Proclaiming the day in 1966, the United Nations General Assembly called on the international community to redouble its efforts to eliminate all forms of racial discrimination.
This year’s 2019 Theme is: “Mitigating and countering rising nationalist populism and extreme supremacist ideologies”
Racist extremist movements based on ideologies that seek to promote populist, nationalist agendas are spreading in various parts of the world, fueling racism, racial discrimination, xenophobia and related intolerance, often targeting migrants and refugees as well as people of African descent.
In its recent resolution on eliminating racism, the United Nations General Assembly reiterated that all human beings are born free and equal in dignity and rights and have the potential to contribute constructively to the development and well-being of their societies. The resolution also emphasised that any doctrine of racial superiority is scientifically false, morally condemnable, socially unjust and dangerous and must be rejected, together with theories that attempt to determine the existence of separate human races.

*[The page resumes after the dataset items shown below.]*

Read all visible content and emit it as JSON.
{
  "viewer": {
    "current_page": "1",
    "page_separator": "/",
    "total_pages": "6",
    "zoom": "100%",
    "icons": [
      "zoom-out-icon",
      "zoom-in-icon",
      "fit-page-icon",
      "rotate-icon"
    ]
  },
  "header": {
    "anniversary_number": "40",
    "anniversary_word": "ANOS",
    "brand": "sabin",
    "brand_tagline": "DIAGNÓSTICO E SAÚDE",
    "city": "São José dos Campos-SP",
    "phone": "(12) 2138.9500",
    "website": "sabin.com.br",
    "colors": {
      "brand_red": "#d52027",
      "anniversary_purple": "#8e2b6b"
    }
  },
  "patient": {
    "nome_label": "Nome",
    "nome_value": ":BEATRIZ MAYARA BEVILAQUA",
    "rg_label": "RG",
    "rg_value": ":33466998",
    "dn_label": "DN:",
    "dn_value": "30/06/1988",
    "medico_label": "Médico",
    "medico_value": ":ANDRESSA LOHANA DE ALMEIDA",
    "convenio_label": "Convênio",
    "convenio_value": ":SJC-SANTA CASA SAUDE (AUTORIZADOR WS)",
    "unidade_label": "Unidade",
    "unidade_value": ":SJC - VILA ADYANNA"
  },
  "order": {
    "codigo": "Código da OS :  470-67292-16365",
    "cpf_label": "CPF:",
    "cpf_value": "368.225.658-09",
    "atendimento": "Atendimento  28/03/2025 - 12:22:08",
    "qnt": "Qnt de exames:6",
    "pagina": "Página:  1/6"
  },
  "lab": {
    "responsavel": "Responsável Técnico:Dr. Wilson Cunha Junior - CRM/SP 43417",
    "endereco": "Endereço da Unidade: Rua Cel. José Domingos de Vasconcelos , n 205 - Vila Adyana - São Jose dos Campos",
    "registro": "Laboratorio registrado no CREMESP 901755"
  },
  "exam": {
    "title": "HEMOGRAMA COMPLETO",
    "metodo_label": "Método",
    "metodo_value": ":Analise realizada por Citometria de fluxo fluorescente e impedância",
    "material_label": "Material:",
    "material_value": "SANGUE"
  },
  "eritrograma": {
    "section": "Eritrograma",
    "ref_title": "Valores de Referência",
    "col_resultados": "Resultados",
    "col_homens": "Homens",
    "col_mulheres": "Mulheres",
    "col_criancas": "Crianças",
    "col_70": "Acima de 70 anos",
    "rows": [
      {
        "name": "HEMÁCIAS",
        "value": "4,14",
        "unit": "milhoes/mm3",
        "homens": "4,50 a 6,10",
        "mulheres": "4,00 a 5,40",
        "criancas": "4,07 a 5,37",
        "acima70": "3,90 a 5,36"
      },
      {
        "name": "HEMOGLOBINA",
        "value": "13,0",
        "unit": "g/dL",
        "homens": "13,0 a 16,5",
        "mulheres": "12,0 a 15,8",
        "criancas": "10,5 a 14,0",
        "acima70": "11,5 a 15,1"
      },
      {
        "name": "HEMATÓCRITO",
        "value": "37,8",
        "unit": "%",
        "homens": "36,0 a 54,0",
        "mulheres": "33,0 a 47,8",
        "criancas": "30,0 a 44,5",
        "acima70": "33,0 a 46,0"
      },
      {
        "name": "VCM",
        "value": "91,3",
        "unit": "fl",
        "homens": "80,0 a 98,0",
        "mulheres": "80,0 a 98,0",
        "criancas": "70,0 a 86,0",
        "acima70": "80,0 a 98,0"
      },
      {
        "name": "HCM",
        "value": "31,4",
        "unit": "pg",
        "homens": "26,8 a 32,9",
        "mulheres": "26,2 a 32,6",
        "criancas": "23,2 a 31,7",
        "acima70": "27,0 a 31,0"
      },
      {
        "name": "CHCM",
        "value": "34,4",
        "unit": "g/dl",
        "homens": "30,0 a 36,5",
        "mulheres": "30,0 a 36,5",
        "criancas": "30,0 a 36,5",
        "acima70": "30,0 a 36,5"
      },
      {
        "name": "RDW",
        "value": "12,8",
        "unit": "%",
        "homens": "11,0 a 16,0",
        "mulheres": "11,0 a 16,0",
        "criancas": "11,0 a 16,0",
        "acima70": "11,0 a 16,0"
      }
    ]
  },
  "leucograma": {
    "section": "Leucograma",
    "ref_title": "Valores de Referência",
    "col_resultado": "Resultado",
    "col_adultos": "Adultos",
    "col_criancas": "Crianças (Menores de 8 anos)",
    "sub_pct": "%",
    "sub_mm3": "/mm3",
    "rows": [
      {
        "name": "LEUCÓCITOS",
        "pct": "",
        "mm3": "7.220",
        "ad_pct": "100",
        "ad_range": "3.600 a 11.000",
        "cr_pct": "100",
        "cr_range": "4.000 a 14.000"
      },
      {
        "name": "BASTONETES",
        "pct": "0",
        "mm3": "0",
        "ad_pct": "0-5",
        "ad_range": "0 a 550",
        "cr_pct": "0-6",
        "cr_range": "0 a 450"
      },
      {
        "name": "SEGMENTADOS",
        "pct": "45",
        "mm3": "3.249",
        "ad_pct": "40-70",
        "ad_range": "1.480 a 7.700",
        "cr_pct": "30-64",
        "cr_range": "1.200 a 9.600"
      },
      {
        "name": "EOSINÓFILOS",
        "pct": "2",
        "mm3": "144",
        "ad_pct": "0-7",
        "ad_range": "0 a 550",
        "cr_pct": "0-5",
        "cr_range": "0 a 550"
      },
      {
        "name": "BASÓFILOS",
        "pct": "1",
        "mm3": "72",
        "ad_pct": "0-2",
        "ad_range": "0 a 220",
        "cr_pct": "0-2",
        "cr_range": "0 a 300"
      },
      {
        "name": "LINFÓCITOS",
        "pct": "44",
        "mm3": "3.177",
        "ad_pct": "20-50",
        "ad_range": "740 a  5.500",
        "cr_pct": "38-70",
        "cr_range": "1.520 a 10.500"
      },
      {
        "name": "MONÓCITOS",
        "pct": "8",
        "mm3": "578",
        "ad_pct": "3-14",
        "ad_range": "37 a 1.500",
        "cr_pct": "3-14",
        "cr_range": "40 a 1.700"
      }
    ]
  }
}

The Special Rapporteur on contemporary forms of racism, racial discrimination, xenophobia and related intolerance, E. Tendayi Achiume, in her recent report on nationalist populism, analyzed the threat posed by nationalist populism to the fundamental human rights principles of non-discrimination and equality. She condemned nationalist populism that advances exclusionary or repressive practices and policies that harm individuals or groups on the basis of their race, ethnicity, national origin and religion, or other related social categories.
In her report on glorification of Nazism online, Achiume identified recent trends and manifestations of glorification of Nazism, neo-Nazism and other practices that contribute to fueling contemporary forms of racism, racial discrimination, xenophobia and related intolerance. She highlighted States’ obligations under human rights law to counter such extreme ideologies online, as well as the responsibilities of technology companies in the light of human rights principles.
After a day of demonstrations against pass laws, a crowd of about 5,000 to 7,000 protesters went to the police station. The South African Police opened fire on the crowd, killing 69 people and injuring 180 others. Sources disagree as to the behaviour of the crowd; some state that the crowd was peaceful, while others state that the crowd had been hurling stones at the police, and that the shooting started when the crowd started advancing toward the fence around the police station. There were 249 casualties in total, including 29 children. Many sustained back injuries from being shot as they fled.
The massacre was photographed by photographer Ian Berry, who initially believed the police were firing blanks. In present-day South Africa, 21 March is celebrated as a public holiday in honour of human rights and to commemorate the Sharpeville massacre.
In South Africa, Human Rights Day is a public holiday celebrated on 21 March each year. This day commemorates the lives that have been lost to fight for democracy and equal human rights in South Africa during the Apartheid regime (a regime which embraced racial discrimination). The Sharpeville Massacre during Apartheid on 21 March 1960 is the particular reference day for this public holiday.